At the time, leaders approved developments fast and furious – saying yes to four projects containing more than 3 million square feet of new buildings on one unusually busy day.
City officials acknowledge they approved some condo, office and hotel projects that they knew would never be built. They figured at least some things would materialize.
But perhaps just 25 percent of what Tempe said yes to during the boom came to fruition, said Chris Anaradian, Tempe’s community development director.
The city inadvertently sent the message to developers that Tempe didn’t have a clear vision by approving so many things, he said. And the staff was so overwhelmed reviewing proposals that they couldn’t advise the City Council which developments were or were not likely. Anaradian recently told the City Council that developers don’t want the city to be so accommodating to so many proposals.
“If I go out there now and do this same thing, it hurts our credibility a little bit,” Anaradian said.
Mayor Hugh Hallman said it’s more than credibility at stake. It becomes impossible to do deals, he said, when the city isn’t more selective in what it wants and doesn’t clearly lay out its vision.
He noted more than a dozen hotel developers were scouting locations downtown a few years ago though the market would likely support perhaps two to four of them.
“When you have 15 people running around claiming they’re doing a hotel deal, you can’t tell which ones are real and which ones are phony,” Hallman said. “It drives the real players out of the market, because now the financing markets can’t tell the difference either. And everybody knows 15 hotels don’t make any sense, so it scares a lot of money out of the market.”

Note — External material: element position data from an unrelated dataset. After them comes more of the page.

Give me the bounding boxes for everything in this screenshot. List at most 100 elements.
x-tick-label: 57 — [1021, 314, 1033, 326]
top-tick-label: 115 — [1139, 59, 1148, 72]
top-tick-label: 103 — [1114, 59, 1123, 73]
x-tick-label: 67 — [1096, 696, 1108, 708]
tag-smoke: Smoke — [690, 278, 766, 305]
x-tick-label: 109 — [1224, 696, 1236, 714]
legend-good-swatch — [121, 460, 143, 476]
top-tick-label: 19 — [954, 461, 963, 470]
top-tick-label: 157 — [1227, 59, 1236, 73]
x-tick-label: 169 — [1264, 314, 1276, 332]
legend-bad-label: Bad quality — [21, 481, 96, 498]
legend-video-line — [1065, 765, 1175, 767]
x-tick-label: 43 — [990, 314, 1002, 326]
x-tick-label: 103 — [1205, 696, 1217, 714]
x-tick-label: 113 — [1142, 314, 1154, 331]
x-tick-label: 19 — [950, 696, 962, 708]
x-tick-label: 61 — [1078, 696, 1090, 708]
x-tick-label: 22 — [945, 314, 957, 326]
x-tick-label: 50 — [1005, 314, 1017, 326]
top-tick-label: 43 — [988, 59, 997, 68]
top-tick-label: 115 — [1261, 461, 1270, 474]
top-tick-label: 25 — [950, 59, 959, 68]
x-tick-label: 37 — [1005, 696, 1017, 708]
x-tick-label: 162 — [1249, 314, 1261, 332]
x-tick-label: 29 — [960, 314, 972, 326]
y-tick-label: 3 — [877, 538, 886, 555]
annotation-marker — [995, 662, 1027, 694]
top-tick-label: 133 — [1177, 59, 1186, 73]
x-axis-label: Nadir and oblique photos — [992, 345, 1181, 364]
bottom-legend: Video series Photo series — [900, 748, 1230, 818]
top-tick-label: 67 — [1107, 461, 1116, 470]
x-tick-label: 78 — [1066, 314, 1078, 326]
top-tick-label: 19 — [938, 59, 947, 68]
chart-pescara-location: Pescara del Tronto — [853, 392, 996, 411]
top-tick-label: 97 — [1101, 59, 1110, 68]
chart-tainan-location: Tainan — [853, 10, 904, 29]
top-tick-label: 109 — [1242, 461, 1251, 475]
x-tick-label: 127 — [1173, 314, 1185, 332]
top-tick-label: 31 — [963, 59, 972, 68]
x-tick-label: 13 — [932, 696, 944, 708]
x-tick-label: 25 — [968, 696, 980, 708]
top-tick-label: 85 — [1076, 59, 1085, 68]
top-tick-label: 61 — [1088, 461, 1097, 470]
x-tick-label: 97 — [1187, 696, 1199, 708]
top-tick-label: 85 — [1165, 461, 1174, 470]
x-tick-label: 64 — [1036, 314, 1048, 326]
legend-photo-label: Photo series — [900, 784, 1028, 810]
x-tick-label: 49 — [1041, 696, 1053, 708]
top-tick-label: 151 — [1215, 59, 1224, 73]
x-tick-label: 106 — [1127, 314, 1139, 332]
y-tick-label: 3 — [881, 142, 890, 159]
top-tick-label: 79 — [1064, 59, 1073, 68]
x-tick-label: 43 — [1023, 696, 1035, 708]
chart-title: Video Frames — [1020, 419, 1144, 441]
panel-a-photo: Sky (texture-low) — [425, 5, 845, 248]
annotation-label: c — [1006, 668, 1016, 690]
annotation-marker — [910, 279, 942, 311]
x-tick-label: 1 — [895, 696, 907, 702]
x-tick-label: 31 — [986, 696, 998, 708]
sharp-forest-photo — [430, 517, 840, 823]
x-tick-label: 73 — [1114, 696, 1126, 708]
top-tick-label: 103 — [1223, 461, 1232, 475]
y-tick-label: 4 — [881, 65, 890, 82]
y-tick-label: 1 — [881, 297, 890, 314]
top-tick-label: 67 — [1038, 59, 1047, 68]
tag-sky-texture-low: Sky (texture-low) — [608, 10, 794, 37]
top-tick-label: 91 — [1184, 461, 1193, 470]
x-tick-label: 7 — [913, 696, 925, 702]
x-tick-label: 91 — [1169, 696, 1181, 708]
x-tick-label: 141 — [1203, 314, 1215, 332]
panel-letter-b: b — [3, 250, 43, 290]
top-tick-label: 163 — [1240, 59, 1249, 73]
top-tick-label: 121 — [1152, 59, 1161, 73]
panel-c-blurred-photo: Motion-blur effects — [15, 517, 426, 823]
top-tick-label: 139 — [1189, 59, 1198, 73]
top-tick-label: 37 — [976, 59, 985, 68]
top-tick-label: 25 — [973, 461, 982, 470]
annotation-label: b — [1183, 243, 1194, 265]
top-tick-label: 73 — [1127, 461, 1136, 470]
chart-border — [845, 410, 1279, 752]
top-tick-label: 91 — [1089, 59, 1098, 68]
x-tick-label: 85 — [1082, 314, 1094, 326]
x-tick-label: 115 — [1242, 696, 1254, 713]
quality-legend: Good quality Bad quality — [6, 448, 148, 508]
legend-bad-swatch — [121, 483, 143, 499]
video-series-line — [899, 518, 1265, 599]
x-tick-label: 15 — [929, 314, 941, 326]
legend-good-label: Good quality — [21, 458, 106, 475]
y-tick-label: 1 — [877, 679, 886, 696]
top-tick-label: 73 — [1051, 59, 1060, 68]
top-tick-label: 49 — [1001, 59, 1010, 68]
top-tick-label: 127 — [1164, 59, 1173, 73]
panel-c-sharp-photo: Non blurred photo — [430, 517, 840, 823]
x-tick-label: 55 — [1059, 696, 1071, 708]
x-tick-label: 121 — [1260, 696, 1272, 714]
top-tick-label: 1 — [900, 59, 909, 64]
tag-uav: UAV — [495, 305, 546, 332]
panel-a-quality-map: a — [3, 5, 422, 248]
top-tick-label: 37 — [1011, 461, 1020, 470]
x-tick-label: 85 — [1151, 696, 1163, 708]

To avoid the same pitfalls, Tempe will review its downtown and lake-area plans to determine the likely demand for hotels, offices, residential, retail and recreational uses. The city will also review 25 years’ worth of numerous consultant recommendations, public meetings and conceptual plans for what Tempe wants.
Developers want a more specific definition of the city’s vision, Anaradian said, adding it’s difficult to sum that up now given how far back the studies go and how much the market has changed in the last few years. An updated plan will help the city decide which developers and plans are realistic and worth pursuing, he said.
“It doesn’t mean we can’t dream or have visions or go after big things, but there has to be some sense of what’s reasonable,” Anaradian said.
Hallman said he’d like the city to put that together in about six months. Councilwoman Onnie Shekerjian said she suspects the City Council is mostly in agreement as what should happen.
“I actually think we have a shared concept,” she said. “It just hasn’t been articulated in a document.”
The Downtown Tempe Community welcomes the study because the results can guide business recruitment, DTC President Nancy Hormann said.
“This whole thing is very exciting to me,” he said.